High-Speed Wavefront Sensing
The wavefront correction mechanism in AOSLO is realized through a real-time AO closed-loop.[4] The correction loop consists of a Shack-Hartmann wavefront sensor camera, a deformable mirror, and control software. With micro-lenslet arrays focusing on a sCMOS detector, the Shack-Hartmann wavefront sensor camera (SHWS) characterizes system wavefront gradient from AO spots displacement. The control software (Tsunami wavefront sensor) acquires the most recent wavefront gradient image captured in the WFS, calculates pupil aberration in Zernike orders, then outputs the actuator voltage for the deformable mirror. Lastly, the deformable mirror receives voltage signals and adjusts the micro-actuator array to change the deformable membrane shape and form a theoretical planar wavefront.

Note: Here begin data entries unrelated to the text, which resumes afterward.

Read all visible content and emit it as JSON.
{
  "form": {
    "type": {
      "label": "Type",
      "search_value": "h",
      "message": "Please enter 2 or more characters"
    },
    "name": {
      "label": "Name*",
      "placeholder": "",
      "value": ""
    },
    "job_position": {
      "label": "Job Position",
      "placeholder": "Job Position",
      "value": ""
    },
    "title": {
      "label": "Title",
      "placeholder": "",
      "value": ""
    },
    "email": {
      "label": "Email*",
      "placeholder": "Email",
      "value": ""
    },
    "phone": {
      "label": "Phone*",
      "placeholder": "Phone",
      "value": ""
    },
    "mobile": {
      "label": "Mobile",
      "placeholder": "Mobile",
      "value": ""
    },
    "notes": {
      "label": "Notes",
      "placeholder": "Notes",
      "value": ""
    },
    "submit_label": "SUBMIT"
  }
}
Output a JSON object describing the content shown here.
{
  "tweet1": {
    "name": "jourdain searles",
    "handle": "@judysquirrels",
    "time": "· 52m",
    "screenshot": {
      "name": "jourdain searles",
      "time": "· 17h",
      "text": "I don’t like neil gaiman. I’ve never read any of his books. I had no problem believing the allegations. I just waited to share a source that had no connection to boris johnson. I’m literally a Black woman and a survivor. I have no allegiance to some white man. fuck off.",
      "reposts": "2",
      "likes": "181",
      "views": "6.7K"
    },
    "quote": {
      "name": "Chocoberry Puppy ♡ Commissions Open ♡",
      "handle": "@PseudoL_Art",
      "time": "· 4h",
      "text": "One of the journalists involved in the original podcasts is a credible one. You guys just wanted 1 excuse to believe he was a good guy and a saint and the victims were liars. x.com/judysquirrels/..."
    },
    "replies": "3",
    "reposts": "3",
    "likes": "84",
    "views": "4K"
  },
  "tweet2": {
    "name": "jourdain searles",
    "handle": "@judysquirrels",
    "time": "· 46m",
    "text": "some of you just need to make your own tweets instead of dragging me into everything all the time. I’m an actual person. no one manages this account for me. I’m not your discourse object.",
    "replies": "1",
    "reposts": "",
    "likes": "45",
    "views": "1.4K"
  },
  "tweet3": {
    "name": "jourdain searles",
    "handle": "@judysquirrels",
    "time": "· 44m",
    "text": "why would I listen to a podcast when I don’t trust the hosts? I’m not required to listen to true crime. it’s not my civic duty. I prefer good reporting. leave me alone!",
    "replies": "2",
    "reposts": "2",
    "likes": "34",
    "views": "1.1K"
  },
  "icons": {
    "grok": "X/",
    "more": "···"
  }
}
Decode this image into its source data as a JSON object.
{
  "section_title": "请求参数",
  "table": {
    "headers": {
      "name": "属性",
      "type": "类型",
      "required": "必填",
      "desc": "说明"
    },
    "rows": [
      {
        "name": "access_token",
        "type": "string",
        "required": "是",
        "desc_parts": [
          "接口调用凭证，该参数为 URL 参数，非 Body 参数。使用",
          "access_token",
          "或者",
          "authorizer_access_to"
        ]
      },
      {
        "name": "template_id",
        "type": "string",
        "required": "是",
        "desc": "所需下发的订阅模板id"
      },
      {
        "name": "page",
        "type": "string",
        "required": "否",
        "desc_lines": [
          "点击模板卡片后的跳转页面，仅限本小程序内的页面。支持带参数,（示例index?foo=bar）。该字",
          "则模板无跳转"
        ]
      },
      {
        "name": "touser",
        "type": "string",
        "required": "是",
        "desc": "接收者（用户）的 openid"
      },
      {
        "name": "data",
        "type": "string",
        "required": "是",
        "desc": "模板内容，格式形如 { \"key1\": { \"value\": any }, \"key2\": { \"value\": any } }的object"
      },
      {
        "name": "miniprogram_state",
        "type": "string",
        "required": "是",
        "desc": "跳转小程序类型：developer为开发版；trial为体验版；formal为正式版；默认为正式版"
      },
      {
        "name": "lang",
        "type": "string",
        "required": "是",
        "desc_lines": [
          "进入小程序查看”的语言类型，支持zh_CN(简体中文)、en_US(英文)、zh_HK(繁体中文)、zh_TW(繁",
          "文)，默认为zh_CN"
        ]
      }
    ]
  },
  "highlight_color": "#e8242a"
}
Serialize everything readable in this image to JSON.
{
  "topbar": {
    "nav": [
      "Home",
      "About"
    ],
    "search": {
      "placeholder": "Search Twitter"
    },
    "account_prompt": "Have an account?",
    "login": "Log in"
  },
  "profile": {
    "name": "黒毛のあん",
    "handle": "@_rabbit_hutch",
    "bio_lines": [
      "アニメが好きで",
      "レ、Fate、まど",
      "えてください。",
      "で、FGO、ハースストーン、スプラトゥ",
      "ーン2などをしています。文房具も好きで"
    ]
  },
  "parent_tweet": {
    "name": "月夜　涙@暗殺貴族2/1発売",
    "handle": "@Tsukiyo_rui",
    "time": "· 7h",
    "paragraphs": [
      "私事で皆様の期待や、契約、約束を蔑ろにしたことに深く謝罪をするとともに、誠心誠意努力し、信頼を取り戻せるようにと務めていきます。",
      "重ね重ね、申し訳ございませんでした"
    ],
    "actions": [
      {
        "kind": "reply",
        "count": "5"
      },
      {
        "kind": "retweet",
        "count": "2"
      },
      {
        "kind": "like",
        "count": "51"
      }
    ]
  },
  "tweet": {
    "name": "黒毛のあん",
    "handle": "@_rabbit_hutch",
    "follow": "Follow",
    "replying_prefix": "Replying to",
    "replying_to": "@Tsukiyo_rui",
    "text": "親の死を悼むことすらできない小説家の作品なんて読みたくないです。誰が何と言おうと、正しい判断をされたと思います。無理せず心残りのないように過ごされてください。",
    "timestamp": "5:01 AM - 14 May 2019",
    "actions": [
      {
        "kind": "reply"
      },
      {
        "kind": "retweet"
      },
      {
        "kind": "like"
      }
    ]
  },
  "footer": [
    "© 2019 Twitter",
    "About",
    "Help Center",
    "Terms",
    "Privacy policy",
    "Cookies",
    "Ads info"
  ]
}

Based on the Power-Rejection Curve simulation, the exposure time of the WFS is the limiting factor to improve correction speed. Current WFS uses a blackflyS camera with 70 ms exposure time to capture an AO spot image. To decrease the exposure time by 550 fold to 0.128ms, we purchased a Hamamatsu lightning sCMOS camera with superior quantum efficiency and readout speed. To minimize the focal shift induced spots displacement reported by Akondi and Dubra (2019), we designed a customized WFS stage to translate the lenslet array inside the camera mount. Below is an image showing saturation of AO spots image with only a 0.2 uW, 940 nm wavefront sensing laser without confocal scanning. The laser power used to achieve saturated spots is more than 100 times lower than the current system, and no spot displacement occurs.
Power-Rejection Curve Simulation
The 10dB closed-loop bandwidth of the current Rochester AO system is 0.14 Hz, and the error transfer function bandwidth is 1.68 Hz. Based on simulation results, the current Rochester AOSLO cannot correct ventilation movement at 0.25 Hz over 90%. The error function bandwidth at 1.67 Hz indicates the 10 Hz AO system will intensify the heartmotion-induced aberration at 2Hz movement. The high-speed 300Hz control loop in Indiana is promising to correct ventilation movement artifacts over 90% and heart motion artifacts over 50%. By only changing the WFS camera to Hamamatsu lightning sCMOS camera, we can achieve similar performance with the Indiana high-speed AO system.